In ‘500 or less,’ author Alex Hunter discusses a golf course in 500 words or less to provide a quick overview. Furthermore, the series introduces a “star rating,” which is based off an opinion on fun factor/repeatability, walkability, routing/design aspects, plus cost & conditioning. Check back in next month for the next instalment of the series!
- Lachute, Québec
- Stanley Thompson (1949)
- 99th best golf course in Canada + 38th best public golf course in Canada
Located in Lachute, Québec, roughly one hour from Montreal and 1.5 hours from Ottawa, Lachute offers golf from two prolific architects: Stanley Thompson, and Howard Watson.

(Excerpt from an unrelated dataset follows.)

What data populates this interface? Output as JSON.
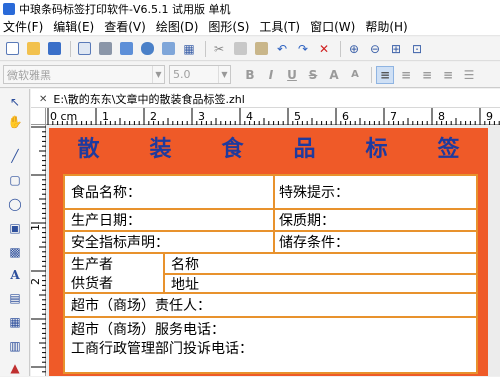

The Thompson course features a ton of character amongst its rolling fairways, a great set of bunkers, and greens. The course began its life in 1923 as a nine hole course from Albert Murray, before Thompson renovated it in 1949 to produce the championship golf course we see today.
The Thompson course is a true hidden gem in Canadian public golf, although this website now ranks it the 38th best public course in the country. Perhaps the secret is out.
Holes & Features of Interest
Lachute begins with a very strong, engaging first five holes offering a challenging and entertaining start. The variety of micro and macro fairway undulations combine nicely with a great set of greenside bunkers here, which makes it a treat to play.
The opening hole is a 465 yard par 4 brute of a two-shot hole. The greenside bunkers are full of character and provides a good introduction to the theme of the golf course.
Like most Thompson golf courses, the one-shot holes are the major highlights. Amongst the set, the 2nd, long 5th, and short 13th are the standouts. I think these three par 3’s, in particular, can stand among some of the best in Canadian public golf.
Also, the par 3, 9th has a unique two green setup.
The three-hole stretch beginning at the 11th is also fantastic, beginning with a gently rolling par 5 with some massive bunkers.
The 12th is a par 4 that doglegs slightly to the right. The tee shot asks you to hit it through a chute of trees, or should I say, lachute.
The short par 3, 13th is a real pleasure. With nothing more than a wedge from the tee, the green is guarded short and long with bunkering.
The short par 5, 4th
Finally, I would be remiss if I did not mention the short par 5, 4th. After playing the challenging opening three holes, the course throws you a bone. The landing area is blind from the tee as the fairway diagonally crests a ridge. There is a periscope to see the landing area (neat!). With trees lining both sides of the fairway, this is a more challenging hole than you would think.